= Janet E. Turner =

American artist

Janet E. Turner (1914–1988) was an American artist known for her printmaking.

== Early life and education ==
Turner was born in Kansas City, Missouri on April 7, 1914. From 1932 to 1936, she attended Stanford University where she became interested in art and majored in Far Eastern History. After graduation, she travelled in Japan and became interested in Asian printmaking techniques. She studied at the Kansas City Art Institute from 1936 to 1941, where she was a student of famed realist painter Thomas Hart Benton. She also studied lithography under John de Martelly.

== Career ==
Benton's influence is evident in Turner's early work, which owes much to Regionalist Art and the American Scene. However, printmaking revealed the close attention to nature and fine detail of her mature style.

Her work is included in the collections of the Seattle Art Museum, the Smithsonian American Art Museum, the Portland Art Museum, the Dallas Museum of Art, the Pennsylvania Academy of Fine Arts, the Nelson-Atkins Museum of Art, and the Bywaters Special Collections at Southern Methodist University. In 1952, Turner won a Guggenheim Fellowship during which she perfected the combination linoleum block and serigraph technique for which she became well known.

Turner was an active member of the Dallas-based Printmakers Guild (renamed the Texas Printmakers in 1952). This all-female organization was created when the founding members were denied membership in the male-dominated Lone Star Printmakers. The women of the Guild worked to educate the public about printmaking, to sell their prints, and to create exhibitions of their work in libraries, museums, and colleges. Other notable members included Florence McClung, Verda Ligon, Mary Lightfoot, and Blanche McVeigh.

Turner was a professor of art at California State University, Chico, between 1959 and 1981, and died in Chico.

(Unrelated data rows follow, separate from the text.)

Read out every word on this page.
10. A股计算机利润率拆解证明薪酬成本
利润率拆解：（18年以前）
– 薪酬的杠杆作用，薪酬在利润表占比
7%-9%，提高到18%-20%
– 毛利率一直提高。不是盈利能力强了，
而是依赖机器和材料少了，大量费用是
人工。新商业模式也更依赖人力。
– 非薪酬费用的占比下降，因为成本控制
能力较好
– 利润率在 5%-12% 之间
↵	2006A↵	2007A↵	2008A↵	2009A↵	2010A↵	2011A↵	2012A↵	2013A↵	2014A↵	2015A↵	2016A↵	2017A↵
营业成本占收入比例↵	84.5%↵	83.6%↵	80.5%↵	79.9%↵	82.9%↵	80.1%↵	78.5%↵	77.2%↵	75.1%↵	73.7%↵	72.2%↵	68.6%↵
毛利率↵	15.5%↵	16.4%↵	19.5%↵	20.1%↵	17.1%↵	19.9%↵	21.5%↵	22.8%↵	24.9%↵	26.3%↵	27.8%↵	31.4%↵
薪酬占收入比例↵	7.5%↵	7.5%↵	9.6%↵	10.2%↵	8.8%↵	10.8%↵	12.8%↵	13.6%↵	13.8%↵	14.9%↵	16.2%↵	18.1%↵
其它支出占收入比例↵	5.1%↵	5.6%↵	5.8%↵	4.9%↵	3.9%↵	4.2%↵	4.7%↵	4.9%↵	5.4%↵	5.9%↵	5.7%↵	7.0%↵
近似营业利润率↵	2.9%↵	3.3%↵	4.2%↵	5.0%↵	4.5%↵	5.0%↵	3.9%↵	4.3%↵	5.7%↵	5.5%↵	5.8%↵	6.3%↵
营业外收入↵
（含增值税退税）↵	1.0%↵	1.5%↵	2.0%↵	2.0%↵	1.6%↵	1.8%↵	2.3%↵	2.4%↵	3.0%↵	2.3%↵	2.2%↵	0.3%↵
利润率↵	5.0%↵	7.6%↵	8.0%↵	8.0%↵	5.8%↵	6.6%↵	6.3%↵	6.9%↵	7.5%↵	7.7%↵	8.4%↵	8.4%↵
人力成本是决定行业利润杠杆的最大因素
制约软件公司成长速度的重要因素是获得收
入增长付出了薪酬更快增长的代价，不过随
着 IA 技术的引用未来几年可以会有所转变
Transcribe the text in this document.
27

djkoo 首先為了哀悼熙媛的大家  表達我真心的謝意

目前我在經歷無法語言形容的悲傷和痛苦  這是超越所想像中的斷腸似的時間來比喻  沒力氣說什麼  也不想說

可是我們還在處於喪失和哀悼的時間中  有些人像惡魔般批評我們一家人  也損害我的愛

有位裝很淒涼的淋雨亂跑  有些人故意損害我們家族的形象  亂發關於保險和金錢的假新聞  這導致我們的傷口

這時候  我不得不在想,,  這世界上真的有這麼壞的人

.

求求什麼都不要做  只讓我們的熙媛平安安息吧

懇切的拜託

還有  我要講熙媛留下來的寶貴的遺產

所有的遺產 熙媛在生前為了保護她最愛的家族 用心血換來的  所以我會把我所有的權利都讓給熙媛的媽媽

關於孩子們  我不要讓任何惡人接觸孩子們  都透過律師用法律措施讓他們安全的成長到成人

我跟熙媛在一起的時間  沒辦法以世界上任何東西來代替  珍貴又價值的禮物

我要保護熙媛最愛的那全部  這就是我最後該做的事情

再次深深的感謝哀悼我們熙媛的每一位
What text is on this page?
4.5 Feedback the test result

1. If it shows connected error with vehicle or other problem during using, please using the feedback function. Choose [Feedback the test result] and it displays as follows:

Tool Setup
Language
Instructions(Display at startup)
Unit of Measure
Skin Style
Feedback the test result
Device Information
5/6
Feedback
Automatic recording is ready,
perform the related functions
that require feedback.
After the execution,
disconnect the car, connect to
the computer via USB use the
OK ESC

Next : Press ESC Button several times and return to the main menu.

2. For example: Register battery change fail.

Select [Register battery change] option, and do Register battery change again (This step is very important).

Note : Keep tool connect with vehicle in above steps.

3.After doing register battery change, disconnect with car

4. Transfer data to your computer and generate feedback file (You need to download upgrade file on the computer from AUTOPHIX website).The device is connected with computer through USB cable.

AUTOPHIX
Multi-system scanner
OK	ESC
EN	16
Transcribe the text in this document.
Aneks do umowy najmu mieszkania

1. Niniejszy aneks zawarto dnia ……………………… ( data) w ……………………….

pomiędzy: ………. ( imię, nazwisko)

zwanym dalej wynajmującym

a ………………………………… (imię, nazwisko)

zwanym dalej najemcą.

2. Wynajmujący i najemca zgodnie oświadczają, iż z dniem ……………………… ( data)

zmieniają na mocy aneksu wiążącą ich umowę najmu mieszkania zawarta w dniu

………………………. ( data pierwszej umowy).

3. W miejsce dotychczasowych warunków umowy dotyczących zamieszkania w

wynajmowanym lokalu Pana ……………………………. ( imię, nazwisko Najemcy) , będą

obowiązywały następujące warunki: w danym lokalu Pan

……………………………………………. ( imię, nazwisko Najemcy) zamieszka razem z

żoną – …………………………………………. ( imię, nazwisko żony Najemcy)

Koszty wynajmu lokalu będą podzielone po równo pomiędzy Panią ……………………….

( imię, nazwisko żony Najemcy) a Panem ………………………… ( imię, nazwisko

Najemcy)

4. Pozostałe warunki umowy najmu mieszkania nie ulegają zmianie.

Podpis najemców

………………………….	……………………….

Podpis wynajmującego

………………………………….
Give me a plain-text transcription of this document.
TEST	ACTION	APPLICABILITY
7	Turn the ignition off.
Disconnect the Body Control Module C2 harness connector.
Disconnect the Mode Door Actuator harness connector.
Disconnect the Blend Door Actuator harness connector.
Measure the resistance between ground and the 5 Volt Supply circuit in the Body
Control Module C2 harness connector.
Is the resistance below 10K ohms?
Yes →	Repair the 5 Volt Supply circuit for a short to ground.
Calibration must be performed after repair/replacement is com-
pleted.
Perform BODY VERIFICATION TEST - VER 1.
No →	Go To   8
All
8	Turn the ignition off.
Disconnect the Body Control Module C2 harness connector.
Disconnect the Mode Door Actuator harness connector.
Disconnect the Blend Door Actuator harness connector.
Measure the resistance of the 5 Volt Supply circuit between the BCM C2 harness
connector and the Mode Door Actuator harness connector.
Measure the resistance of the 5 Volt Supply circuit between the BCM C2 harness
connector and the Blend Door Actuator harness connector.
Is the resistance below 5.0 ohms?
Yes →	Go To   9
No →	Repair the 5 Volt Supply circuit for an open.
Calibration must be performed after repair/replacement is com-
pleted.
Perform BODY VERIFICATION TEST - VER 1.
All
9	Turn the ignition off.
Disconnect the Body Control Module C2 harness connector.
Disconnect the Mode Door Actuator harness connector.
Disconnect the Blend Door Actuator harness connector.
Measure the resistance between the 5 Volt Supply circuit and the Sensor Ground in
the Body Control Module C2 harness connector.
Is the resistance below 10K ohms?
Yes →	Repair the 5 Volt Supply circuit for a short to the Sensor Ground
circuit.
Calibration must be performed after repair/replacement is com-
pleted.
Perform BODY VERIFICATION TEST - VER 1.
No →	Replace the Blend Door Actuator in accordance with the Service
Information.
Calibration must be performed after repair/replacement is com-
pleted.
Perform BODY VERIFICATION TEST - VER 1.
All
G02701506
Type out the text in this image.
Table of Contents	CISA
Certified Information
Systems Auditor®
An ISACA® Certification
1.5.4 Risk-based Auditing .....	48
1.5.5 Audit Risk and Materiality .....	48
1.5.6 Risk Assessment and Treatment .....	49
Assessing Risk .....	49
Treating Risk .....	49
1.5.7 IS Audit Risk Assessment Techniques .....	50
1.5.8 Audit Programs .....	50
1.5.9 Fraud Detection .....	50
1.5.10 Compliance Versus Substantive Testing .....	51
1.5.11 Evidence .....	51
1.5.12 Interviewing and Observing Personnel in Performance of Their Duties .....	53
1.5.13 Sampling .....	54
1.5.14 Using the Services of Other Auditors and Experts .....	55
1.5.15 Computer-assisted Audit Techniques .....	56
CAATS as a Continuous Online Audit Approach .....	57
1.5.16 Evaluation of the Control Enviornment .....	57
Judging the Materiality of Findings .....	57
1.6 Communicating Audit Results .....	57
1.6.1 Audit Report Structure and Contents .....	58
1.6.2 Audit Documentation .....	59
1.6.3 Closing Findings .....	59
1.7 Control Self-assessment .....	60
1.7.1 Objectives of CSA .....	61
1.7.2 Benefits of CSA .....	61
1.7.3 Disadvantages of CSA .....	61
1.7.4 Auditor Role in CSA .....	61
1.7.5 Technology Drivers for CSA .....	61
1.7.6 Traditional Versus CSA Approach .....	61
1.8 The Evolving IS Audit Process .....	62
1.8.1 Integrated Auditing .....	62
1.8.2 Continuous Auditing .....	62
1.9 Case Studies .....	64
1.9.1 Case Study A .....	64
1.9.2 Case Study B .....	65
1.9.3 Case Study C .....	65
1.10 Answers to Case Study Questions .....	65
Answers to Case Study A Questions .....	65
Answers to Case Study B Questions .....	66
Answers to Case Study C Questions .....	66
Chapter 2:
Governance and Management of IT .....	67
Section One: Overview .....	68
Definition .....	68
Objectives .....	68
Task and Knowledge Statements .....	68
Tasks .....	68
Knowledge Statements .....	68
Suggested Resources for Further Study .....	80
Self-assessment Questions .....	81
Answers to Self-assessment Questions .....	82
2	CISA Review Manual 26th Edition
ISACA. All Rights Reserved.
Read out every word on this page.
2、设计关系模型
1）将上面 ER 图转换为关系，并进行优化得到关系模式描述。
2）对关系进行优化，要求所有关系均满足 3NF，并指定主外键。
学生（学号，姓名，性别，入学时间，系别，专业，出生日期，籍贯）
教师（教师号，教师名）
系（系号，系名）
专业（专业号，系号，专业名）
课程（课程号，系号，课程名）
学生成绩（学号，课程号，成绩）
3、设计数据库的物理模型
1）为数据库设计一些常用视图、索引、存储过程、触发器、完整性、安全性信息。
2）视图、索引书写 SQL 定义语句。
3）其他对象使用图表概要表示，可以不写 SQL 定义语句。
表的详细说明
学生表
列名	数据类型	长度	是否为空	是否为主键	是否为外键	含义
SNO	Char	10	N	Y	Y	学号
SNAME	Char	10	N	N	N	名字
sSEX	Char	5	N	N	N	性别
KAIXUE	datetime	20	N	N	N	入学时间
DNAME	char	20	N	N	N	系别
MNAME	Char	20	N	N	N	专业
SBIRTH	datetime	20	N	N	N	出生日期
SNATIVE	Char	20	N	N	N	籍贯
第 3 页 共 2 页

The Janet Turner Print Museum at the university was created in her name. During her lifetime, Turner's work received relatively little scholarly attention, which critics have attributed to biases against printmaking, regional artists, and Turner's gender. Additionally, she worked in the more unpopular figurative style during the heyday of abstraction and Abstract Expressionism.

=== Collections ===
Her work is included in the collections of the Seattle Art Museum, the Smithsonian American Art Museum, the Portland Art Museum, the Dallas Museum of Art, the Pennsylvania Academy of Fine Arts, the Nelson-Atkins Museum of Art, and the Bywaters Special Collections at Southern Methodist University.

=== Works ===
Many of Turner's works explore the natural world in minute detail. She often created preliminary paintings and clay models before she created a print; these were sometimes sold as finished works.

Backbone of a Sheep III reveals her preoccupation with accurate detail and her mastery of the printing form. In her lithograph The Prey, two lizards stalk a butterfly. The composition fills the picture frame and draws the viewer's eye to the plethora of detail.